(Love) does not insist on its own way.
1 Corinthians 13:5
The main reason for watching director/writer Charles Dance’s film is to see the performances of two grand dames of the silver screen. Judi Dench plays Ursula Widdington and Maggie Smith is her sister Janet. Their peaceful lives in a cottage on the coast of England is interrupted when they discover the body of a young man lying near the water. It had been a stormy night before, but there was no sign of a shipwreck. After managing to move him inside, they summon the doctor, who assures them that the young man will recover. Over the next few days, both sisters nurse him along, but the never married Ursula especially develops an attachment to him.
Their guest speaks no English, but they manage to find that his name is Andrea Marowski (Daniel Bruhl). Ursula begins to teach him English by taping labels to everything around the room. Hearing fiddle music, Andrea manages to convey his wish to have the player visit him. They bring the man, who is one of the amateur musicians that play at the local dances, and he plays a tune. Andrea signs that he would like to play the fiddle, and promptly sets off on a masterful rendition of the same song, adding many embellishments. The surprised owner agrees to leave the instrument with Andrea. Later, the mysterious Olga Danilof (Natascha McElhone) stops by during one of her walks to express her admiration for Andrea’s playing. The sisters do not invite her to say, apparently regarding her as an interloper.

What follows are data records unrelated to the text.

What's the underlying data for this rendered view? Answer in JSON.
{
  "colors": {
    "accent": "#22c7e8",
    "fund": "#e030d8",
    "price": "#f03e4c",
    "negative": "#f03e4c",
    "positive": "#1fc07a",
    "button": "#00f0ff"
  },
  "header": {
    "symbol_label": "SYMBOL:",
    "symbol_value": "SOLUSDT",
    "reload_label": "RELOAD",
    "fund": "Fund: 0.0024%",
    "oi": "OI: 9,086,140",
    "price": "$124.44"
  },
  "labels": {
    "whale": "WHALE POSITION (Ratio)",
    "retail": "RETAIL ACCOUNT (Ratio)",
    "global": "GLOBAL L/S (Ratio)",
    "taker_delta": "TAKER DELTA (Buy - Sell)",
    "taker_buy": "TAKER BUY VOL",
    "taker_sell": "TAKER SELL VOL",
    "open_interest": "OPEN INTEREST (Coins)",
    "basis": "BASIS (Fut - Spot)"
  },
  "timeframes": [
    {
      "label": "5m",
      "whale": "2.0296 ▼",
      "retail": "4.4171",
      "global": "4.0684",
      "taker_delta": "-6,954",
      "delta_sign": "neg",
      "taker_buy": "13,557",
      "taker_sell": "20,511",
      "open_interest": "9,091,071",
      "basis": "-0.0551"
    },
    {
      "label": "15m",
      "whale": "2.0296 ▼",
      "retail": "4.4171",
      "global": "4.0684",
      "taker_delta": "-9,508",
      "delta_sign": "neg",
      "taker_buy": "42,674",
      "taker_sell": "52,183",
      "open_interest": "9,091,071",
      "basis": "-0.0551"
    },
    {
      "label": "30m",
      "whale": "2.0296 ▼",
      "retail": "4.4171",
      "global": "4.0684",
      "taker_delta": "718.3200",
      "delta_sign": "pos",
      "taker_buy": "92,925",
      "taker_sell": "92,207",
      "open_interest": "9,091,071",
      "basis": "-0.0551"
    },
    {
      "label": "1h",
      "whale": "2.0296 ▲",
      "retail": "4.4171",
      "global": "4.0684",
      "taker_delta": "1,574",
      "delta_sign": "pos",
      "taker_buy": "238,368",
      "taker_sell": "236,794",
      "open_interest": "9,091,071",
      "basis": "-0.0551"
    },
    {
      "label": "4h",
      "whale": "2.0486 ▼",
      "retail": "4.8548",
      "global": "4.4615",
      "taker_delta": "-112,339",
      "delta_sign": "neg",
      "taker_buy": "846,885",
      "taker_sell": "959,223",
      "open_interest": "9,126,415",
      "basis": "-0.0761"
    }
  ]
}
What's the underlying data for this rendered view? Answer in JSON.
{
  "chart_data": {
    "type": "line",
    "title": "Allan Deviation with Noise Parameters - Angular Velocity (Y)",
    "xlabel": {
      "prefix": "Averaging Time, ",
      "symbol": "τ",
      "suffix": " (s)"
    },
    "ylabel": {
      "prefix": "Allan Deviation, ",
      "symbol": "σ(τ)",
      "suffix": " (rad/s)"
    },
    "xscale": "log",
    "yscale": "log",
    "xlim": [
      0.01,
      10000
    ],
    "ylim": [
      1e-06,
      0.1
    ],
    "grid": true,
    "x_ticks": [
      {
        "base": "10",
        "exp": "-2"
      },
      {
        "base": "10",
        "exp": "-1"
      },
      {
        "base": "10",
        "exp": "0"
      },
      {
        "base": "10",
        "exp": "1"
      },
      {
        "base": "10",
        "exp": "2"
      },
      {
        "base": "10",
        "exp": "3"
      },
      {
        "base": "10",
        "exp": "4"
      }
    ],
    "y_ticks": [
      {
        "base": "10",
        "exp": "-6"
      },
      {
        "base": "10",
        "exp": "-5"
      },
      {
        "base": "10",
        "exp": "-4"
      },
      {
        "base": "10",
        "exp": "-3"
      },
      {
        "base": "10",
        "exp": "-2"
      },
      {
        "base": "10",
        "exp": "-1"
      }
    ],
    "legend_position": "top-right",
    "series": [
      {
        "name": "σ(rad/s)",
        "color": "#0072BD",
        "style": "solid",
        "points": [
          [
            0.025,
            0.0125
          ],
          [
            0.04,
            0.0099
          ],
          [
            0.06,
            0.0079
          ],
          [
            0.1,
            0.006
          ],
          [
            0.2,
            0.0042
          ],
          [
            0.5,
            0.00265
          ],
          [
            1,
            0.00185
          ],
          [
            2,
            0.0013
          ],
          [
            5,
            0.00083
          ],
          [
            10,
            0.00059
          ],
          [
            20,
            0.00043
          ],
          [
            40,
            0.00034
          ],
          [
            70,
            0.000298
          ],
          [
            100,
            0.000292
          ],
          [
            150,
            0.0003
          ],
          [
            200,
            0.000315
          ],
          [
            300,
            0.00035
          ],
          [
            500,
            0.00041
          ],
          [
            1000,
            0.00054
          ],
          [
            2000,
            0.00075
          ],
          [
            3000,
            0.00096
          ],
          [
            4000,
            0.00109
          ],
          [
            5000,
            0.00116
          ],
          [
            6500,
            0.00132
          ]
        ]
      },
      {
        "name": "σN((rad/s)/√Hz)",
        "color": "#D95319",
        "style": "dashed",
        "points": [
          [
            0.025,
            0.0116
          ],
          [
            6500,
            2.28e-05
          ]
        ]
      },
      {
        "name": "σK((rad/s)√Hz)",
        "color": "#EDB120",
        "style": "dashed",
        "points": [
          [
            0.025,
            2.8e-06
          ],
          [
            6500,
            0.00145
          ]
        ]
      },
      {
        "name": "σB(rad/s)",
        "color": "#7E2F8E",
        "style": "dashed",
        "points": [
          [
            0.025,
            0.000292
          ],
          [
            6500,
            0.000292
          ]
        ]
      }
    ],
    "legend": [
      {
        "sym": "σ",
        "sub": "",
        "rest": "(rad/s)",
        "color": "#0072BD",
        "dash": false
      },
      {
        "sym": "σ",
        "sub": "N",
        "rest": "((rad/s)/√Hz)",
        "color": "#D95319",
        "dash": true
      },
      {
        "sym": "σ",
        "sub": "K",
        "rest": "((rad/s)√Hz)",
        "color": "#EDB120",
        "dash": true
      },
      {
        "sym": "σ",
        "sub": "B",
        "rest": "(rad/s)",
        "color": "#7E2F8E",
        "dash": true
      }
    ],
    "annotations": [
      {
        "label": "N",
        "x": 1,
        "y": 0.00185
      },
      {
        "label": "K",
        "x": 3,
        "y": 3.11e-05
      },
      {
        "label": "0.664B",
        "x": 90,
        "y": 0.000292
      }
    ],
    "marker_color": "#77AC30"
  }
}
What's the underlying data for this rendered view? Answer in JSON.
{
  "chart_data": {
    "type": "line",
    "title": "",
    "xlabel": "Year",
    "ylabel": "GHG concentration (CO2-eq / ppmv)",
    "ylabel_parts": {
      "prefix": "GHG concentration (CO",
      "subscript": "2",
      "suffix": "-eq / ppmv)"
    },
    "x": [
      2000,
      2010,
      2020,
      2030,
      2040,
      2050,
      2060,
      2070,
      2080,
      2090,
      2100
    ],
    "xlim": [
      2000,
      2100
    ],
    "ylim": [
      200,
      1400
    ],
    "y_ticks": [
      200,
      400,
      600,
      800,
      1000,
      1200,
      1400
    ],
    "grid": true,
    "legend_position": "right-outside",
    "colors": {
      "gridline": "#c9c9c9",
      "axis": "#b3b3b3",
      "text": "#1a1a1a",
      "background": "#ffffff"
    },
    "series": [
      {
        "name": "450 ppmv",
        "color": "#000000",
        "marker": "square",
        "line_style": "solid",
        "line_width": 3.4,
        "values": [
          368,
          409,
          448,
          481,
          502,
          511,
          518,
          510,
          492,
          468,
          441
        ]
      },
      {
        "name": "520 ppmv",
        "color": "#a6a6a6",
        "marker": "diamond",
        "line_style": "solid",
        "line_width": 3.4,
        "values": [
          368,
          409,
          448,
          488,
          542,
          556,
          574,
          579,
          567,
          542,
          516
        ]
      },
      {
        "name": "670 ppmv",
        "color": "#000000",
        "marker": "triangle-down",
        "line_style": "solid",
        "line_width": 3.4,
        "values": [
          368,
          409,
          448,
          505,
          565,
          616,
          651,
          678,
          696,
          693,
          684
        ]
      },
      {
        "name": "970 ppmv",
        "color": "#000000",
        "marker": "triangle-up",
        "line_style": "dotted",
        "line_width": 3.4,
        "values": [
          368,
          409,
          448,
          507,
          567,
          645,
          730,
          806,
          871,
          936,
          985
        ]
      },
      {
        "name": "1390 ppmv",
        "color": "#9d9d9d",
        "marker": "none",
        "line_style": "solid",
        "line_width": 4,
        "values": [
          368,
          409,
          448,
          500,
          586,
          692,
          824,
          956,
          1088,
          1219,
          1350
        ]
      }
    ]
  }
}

Ursula, to the dismay of Janet, displays a growing infatuation with Andrea. How this develops, and how Olga influences the destiny of Andrea and the sisters you must find out for yourself. As a study of loneliness and kindness, the film exhibits a certain charm. It is only in the formulaic conclusion that we actually see our two “ladies in lavender.” If you like the way Mr. Holland’s Opus ended, then you will certainly enjoy this sentimental tale.